第40話

祐也は純と同じ医学科ではあるが、受ける講義が全て同じというわけではない。



だから、純がどこで何をしているのかを把握していなかったので――



純が早退してしまっていたということに気付くのが、随分と遅れてしまった。



「えっ? アイツ帰ったの!?」



帰るところを偶然見かけたという学生に話を聞き、



――プルルルルル……――



慌てて純に電話をかけるも、



「無視かよ!」



完全スルーされた。



「うわぁー……やっぱ面倒くせー」



またもガシガシと頭を掻きむしる。



そして、次に沙那に連絡を取った。



沙那は今日は陽の部屋に泊まると言うので、沙那から純の家の合鍵を貸してもらうことに。

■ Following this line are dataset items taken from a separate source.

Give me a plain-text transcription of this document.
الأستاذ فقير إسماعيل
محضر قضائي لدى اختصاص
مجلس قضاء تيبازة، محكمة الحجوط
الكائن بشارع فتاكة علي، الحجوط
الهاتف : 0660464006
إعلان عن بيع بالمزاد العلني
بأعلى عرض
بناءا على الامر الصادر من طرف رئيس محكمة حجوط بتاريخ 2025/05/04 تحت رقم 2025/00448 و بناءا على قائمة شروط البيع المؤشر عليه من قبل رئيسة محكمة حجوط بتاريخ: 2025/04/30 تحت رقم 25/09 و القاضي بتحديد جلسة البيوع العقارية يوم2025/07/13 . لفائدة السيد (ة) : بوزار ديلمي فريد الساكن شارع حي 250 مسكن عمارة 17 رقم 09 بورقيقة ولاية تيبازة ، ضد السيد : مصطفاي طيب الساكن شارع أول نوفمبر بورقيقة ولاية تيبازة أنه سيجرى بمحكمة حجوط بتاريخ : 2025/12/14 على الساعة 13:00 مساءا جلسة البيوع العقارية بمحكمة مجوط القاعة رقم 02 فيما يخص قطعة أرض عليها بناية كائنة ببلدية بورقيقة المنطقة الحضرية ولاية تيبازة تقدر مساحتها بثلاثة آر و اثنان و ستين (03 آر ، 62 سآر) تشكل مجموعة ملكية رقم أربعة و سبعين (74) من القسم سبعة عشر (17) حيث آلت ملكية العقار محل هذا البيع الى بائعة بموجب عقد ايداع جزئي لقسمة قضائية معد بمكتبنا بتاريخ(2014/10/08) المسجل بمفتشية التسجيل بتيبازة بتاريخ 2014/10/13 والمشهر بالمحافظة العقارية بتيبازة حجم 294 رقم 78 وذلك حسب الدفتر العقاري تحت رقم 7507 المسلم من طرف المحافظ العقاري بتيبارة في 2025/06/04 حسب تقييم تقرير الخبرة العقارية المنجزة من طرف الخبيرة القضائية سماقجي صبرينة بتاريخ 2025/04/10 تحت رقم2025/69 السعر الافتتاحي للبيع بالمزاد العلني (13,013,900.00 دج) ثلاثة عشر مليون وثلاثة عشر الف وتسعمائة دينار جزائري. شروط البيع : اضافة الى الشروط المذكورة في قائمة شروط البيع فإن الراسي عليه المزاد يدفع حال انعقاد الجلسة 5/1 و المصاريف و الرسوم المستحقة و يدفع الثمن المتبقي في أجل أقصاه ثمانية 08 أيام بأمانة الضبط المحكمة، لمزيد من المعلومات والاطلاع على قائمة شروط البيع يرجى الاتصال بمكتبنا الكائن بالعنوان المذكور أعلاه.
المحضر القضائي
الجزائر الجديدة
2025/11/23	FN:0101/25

学校が終わってから、沙那の合鍵を使って純の部屋に押し入り――



寝室のベッドの上で、巨大な蓑虫みのむしを発見した。



(……また蓑虫コレかよ……)



祐也は盛大に溜息をつきたいのを堪えながら、



「くぉらぁ! 桐生! 起きろー!」



布団にくるまった純の上に飛び乗った。



直後、



「うっ……!」



と小さな呻き声が聞こえたと思ったら、



「なんでお前が合鍵を持ってるんだ……」



純が布団の中からふごふごと言った。